Nous avons toujours beaucoup de plaisir à retrouver l’historien du cinéma Laurent Aknin, qui propose ici une large présentation de Dans la souricière, pendant près de vingt minutes. Comme sur les éditions HD de Chucky – Jeu d’enfant de Tom Holland, de Histoires d’outre-tombe de Freddie Francis, de La Maison qui tue de Peter Duffell et de Hurler de peur de Seth Holt, le critique croise à la fois le fond et la forme du film qui nous intéresse aujourd’hui, passe en revue le casting et replace The Trap dans l’histoire du cinéma hollywoodien, en précisant que le film de Norman Panama se place à un moment charnière, autrement dit durant les dernières années du tristement célèbre Code Hays (qui prendra fin en 1966) et avant la représentation frontale de la violence que l’on devra surtout à Sam Peckinpah.
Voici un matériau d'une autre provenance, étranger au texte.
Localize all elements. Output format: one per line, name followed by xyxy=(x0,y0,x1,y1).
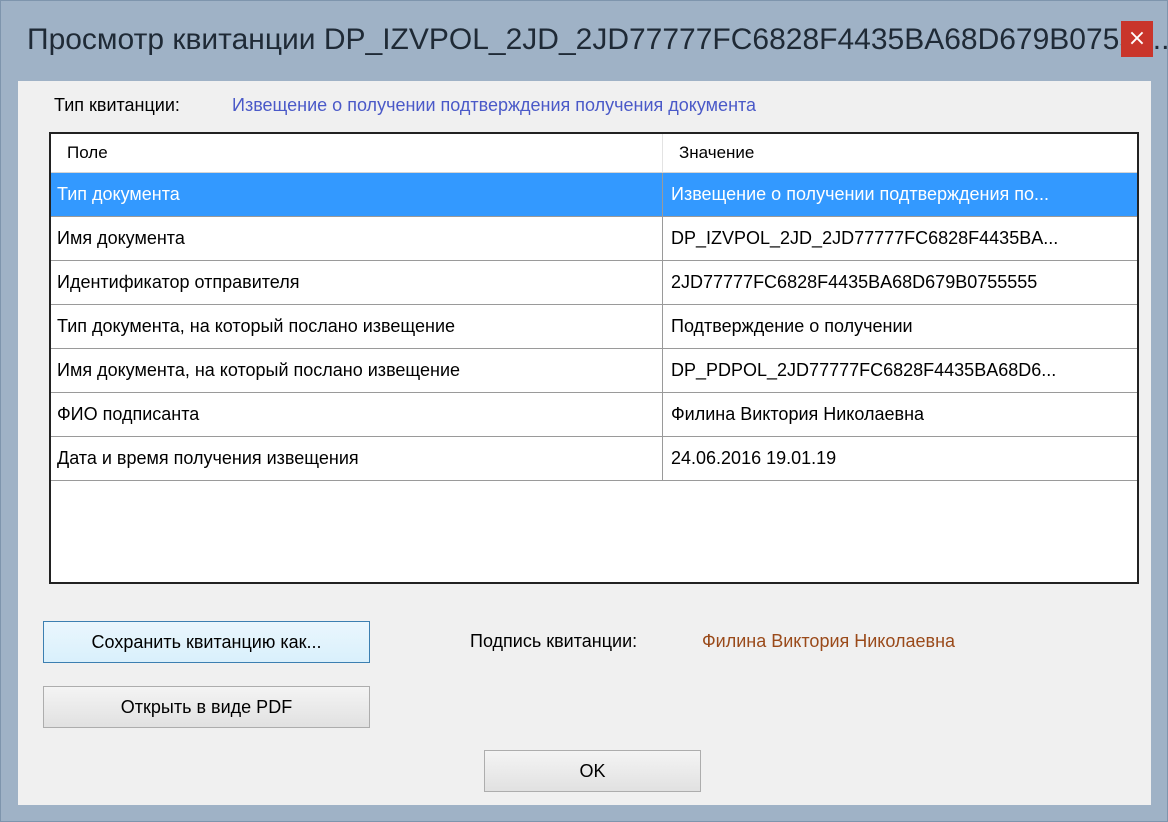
receipt-type-label: Тип квитанции: xyxy=(54,95,180,115)
value-cell: 2JD77777FC6828F4435BA68D679B0755555 xyxy=(671,272,1038,292)
column-header-value[interactable]: Значение xyxy=(663,134,1137,172)
close-icon: × xyxy=(1127,26,1147,51)
table-row[interactable]: ФИО подписанта Филина Виктория Николаевн… xyxy=(51,393,1137,437)
table-header: Поле Значение xyxy=(51,134,1137,173)
table-row[interactable]: Имя документа DP_IZVPOL_2JD_2JD77777FC68… xyxy=(51,217,1137,261)
value-cell: DP_PDPOL_2JD77777FC6828F4435BA68D6... xyxy=(671,360,1057,380)
value-cell: 24.06.2016 19.01.19 xyxy=(671,448,837,468)
receipt-viewer-window: Просмотр квитанции DP_IZVPOL_2JD_2JD7777… xyxy=(0,0,1168,822)
save-receipt-as-button[interactable]: Сохранить квитанцию как... xyxy=(43,621,370,663)
table-row[interactable]: Дата и время получения извещения 24.06.2… xyxy=(51,437,1137,481)
ok-button[interactable]: OK xyxy=(484,750,701,792)
field-cell: Тип документа, на который послано извеще… xyxy=(51,305,663,348)
table-row[interactable]: Тип документа, на который послано извеще… xyxy=(51,305,1137,349)
open-as-pdf-button[interactable]: Открыть в виде PDF xyxy=(43,686,370,728)
window-title: Просмотр квитанции DP_IZVPOL_2JD_2JD7777… xyxy=(27,23,1168,56)
table-row[interactable]: Имя документа, на который послано извеще… xyxy=(51,349,1137,393)
title-bar[interactable]: Просмотр квитанции DP_IZVPOL_2JD_2JD7777… xyxy=(1,1,1168,81)
dialog-body: Тип квитанции: Извещение о получении под… xyxy=(18,81,1151,805)
field-cell: Дата и время получения извещения xyxy=(51,437,663,480)
receipt-signature-label: Подпись квитанции: xyxy=(470,631,638,651)
field-cell: Имя документа xyxy=(51,217,663,260)
table-row[interactable]: Идентификатор отправителя 2JD77777FC6828… xyxy=(51,261,1137,305)
field-cell: Имя документа, на который послано извеще… xyxy=(51,349,663,392)
table-row[interactable]: Тип документа Извещение о получении подт… xyxy=(51,173,1137,217)
value-cell: DP_IZVPOL_2JD_2JD77777FC6828F4435BA... xyxy=(671,228,1059,248)
field-cell: Идентификатор отправителя xyxy=(51,261,663,304)
field-cell: ФИО подписанта xyxy=(51,393,663,436)
receipt-fields-table[interactable]: Поле Значение Тип документа Извещение о … xyxy=(49,132,1139,584)
value-cell: Филина Виктория Николаевна xyxy=(671,404,925,424)
receipt-signature-value: Филина Виктория Николаевна xyxy=(702,631,956,651)
value-cell: Подтверждение о получении xyxy=(671,316,913,336)
receipt-type-value: Извещение о получении подтверждения полу… xyxy=(232,95,757,115)
field-cell: Тип документа xyxy=(51,173,663,216)
close-button[interactable]: × xyxy=(1121,21,1153,57)
value-cell: Извещение о получении подтверждения по..… xyxy=(671,184,1050,204)
column-header-field[interactable]: Поле xyxy=(51,134,663,172)
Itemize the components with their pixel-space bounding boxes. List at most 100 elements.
Laurent Aknin aborde également la carrière du réalisateur Norman Panama, ainsi que la situation nouvellement indépendante de Richard Widmark et ne tarit pas d’éloges sur « la beauté foudroyante » de Tina Louise, qu’Hollywood n’a pas su mettre en valeur.
L’Image et le son
Le master HD présenté ici n’est pas de première jeunesse, avec ses multiples et récurrentes poussières, ainsi que ses décrochages sur les fondus enchaînés ou son piqué aléatoire. Ce Blu-ray au format 1080p possède néanmoins quelques atouts, comme une belle restitution du Technicolor aux teintes chaudes, un grain argentique soigneusement préservé et une solide gestion des contrastes, qui permettent de faire découvrir Dans la souricière dans de bonnes conditions techniques, surtout que le film demeurait quasiment introuvable !
Les mixages anglais et français DTS-HD Master Audio 2.0 Surround sont propres et distillent parfaitement la musique issue de sources diverses. La piste anglaise (avec les sous-titres français imposés) est la plus équilibrée et la plus propre du lot avec une homogénéité entre les dialogues et les bruitages. Au jeu des différences, la version française s’avère plus chuintante et couverte, marquée par un léger souffle, avec certaines ambiances et d’autres effets annexes qui peinent à se faire entendre quand on compare avec la piste anglaise.